The Company expects fiscal 2009 general and administrative expenses to be consistent with its previous guidance of 3.1-3.2 percent of system-wide sales, among the lowest in the restaurant industry. The Company will continue to tightly manage its general and administrative expenses and invest in key strategic initiatives, including its continued commitment to national media advertising and operations improvements, which management believes are essential for the long-term growth of the brand.

Given the improved expectations for net restaurant openings, the Company expects 2009 earnings to be at the upper end of its guidance of $0.66-$0.70 per diluted share. Adjusted earnings per diluted share are expected to be at the upper end of its guidance of $0.65-$0.69 in 2009 as compared to $0.65 in the prior year.
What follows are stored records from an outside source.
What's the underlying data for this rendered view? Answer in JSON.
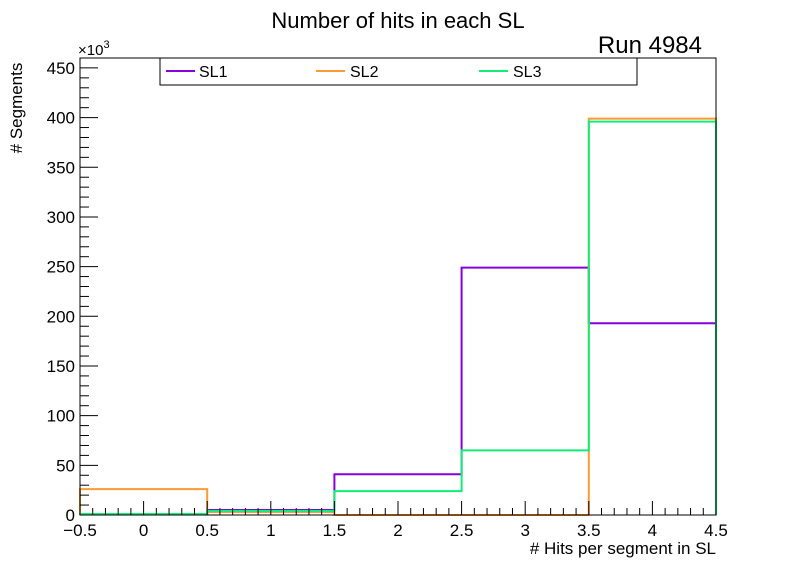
{
  "chart_data": {
    "type": "histogram",
    "title": "Number of hits in each SL",
    "run_label": "Run 4984",
    "xlabel": "# Hits per segment in SL",
    "ylabel": "# Segments",
    "y_multiplier_base": "×10",
    "y_multiplier_exp": "3",
    "xlim": [
      -0.5,
      4.5
    ],
    "ylim": [
      0,
      460
    ],
    "x_ticks": [
      -0.5,
      0,
      0.5,
      1,
      1.5,
      2,
      2.5,
      3,
      3.5,
      4,
      4.5
    ],
    "x_tick_labels": [
      "−0.5",
      "0",
      "0.5",
      "1",
      "1.5",
      "2",
      "2.5",
      "3",
      "3.5",
      "4",
      "4.5"
    ],
    "y_ticks": [
      0,
      50,
      100,
      150,
      200,
      250,
      300,
      350,
      400,
      450
    ],
    "y_tick_labels": [
      "0",
      "50",
      "100",
      "150",
      "200",
      "250",
      "300",
      "350",
      "400",
      "450"
    ],
    "bin_edges": [
      -0.5,
      0.5,
      1.5,
      2.5,
      3.5,
      4.5
    ],
    "series": [
      {
        "name": "SL1",
        "color": "#8800dd",
        "values": [
          1,
          5,
          41,
          249,
          193
        ]
      },
      {
        "name": "SL2",
        "color": "#ff9933",
        "values": [
          26,
          3,
          0,
          0,
          399
        ]
      },
      {
        "name": "SL3",
        "color": "#11ee77",
        "values": [
          1,
          4,
          24,
          65,
          396
        ]
      }
    ],
    "legend": {
      "items": [
        "SL1",
        "SL2",
        "SL3"
      ],
      "placement": "top"
    }
  }
}
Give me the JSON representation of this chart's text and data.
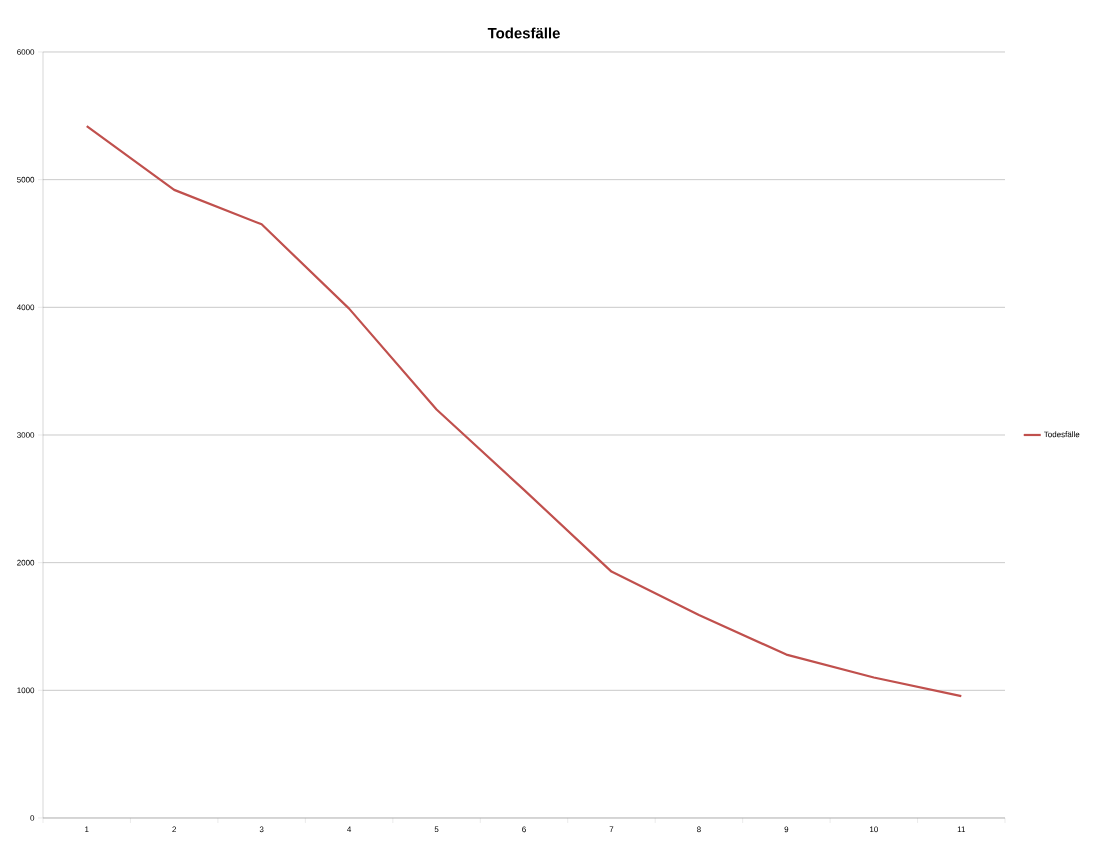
{
  "chart_data": {
    "type": "line",
    "title": "Todesfälle",
    "categories": [
      "1",
      "2",
      "3",
      "4",
      "5",
      "6",
      "7",
      "8",
      "9",
      "10",
      "11"
    ],
    "series": [
      {
        "name": "Todesfälle",
        "color": "#c0504d",
        "values": [
          5420,
          4920,
          4650,
          3990,
          3200,
          2570,
          1930,
          1590,
          1280,
          1100,
          955
        ]
      }
    ],
    "ylim": [
      0,
      6000
    ],
    "yticks": [
      0,
      1000,
      2000,
      3000,
      4000,
      5000,
      6000
    ],
    "grid": "y",
    "legend": "right",
    "marker": "none",
    "line_style": "solid"
  }
}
The Company calculates adjusted earnings per diluted share by excluding "Other income, net" of $2.6 million or $0.06 per diluted share in 2009 and $4.6 million or $0.11 per diluted share in 2008, and $1.9 million or $0.05 per diluted share of interest expense associated with the credit amendment in 2009. Adjusted earnings per diluted share is a supplemental non-GAAP measure of performance. See the heading entitled "Management's Use of Non-GAAP Financial Measures."

Conference Call

The Company will host a conference call and internet webcast with the investment community at 9:00 A.M. Eastern Time on November 13, 2009, to review the results of the third quarter of fiscal 2009. To access the Company's webcast, go to www.afce.com, select "Investor Relations" and then select "Q3 2009 AFC Enterprises, Inc. Earnings Conference Call." A replay of the conference call will be available for 90 days at the Company's website or through a dial-in number for a limited time following the call.

Corporate Profile

AFC Enterprises, Inc. is the franchisor and operator of Popeyes(r) restaurants, the world's second-largest quick-service chicken concept based on number of units. As of October 4, 2009, Popeyes had 1,918 restaurants in the United States, Puerto Rico, Guam and 26 foreign countries. AFC's primary objective is to offer excellent investment opportunities in its Popeyes brand and provide exceptional franchisee support systems and services to its owners. AFC Enterprises can be found at www.afce.com.